Aku benar-benar tidak ingin mereka menganggapku menjijikkan. Kurasa kepalaku tidak bekerja sekarang. Aku tidak bisa menahan diri untuk mengatakan apa yang aku pikirkan lagi. Tapi, diam hanya akan membuatku semakin mengantuk. Keduanya memberiku pandangan 'Mau tidak mau', dan menggelengkan kepala mereka. Diperlakukan seperti anak kecil tentu sangat memalukan. Aku menggosok mataku, dan mencoba menghilangkan rasa kantuk.

“Tapi, kamu cukup hebat, Sajocchi, bermain bersama Ai-chan.”

“Eh? Bukankah itu sangat normal?”

“Maksudku, kurasa, tapi…”

Jika itu untuk membuat Natsukawa bahagia, aku tidak masalah sama sekali, kau tahu? Belum lagi Airi-chan sangat imut. Hanya karena aku lelah bukan berarti aku bisa mengabaikannya begitu saja, dan itu juga membuat Natsukawa lebih mudah.

“Katakan, Sajocchi. Mengapa Kamu tidak mengendurkan bahu Kamu lagi? Sepertinya kamu cukup tegang.”

“Eh…”

Maksudku, dia tidak salah. Bersantai di tempat Natsukawa tidak mungkin bagiku, kau tahu. Mengesampingkan Airi-chan, aku tidak ingin merusak suasana hati mereka, belum lagi aku takut membuat Ashida marah, dan aku tidak ingin mengganggu mereka. Tapi, ketika aku mendapati diriku tidak dapat menyangkal itu, Natsukawa menatapku dengan cemas.

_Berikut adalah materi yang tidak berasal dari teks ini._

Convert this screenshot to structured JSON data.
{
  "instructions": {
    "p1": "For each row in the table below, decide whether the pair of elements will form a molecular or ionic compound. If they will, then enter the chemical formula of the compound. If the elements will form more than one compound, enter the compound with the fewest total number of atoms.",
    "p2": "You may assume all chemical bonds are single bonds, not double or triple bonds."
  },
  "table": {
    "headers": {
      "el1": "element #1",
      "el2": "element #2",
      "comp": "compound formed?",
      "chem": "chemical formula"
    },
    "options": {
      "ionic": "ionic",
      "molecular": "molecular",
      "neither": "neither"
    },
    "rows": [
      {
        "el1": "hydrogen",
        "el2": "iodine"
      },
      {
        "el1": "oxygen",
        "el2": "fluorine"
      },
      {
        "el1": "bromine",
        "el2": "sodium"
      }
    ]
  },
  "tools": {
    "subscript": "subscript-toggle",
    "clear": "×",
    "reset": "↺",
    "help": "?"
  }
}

Aduh, ini tidak bagus.

"Hah? Apa yang sedang kamu kerjakan? Aku baru saja bermain dengan Airi-chan.”

“Yah, aku hanya merasa sedikit menyesal, itu saja.”

Mendengar Ashida bersikap baik padaku bahkan lebih menyakitkan, kau tahu. Bukankah kita selalu jujur satu sama lain? Juga, seorang anak laki-laki lajang dipanggil untuk bertemu dengan dua gadis yang hadir, itu hanya jenis peran yang aku miliki. Aku datang ke sini dengan niat itu, jadi jangan khawatir tentang itu.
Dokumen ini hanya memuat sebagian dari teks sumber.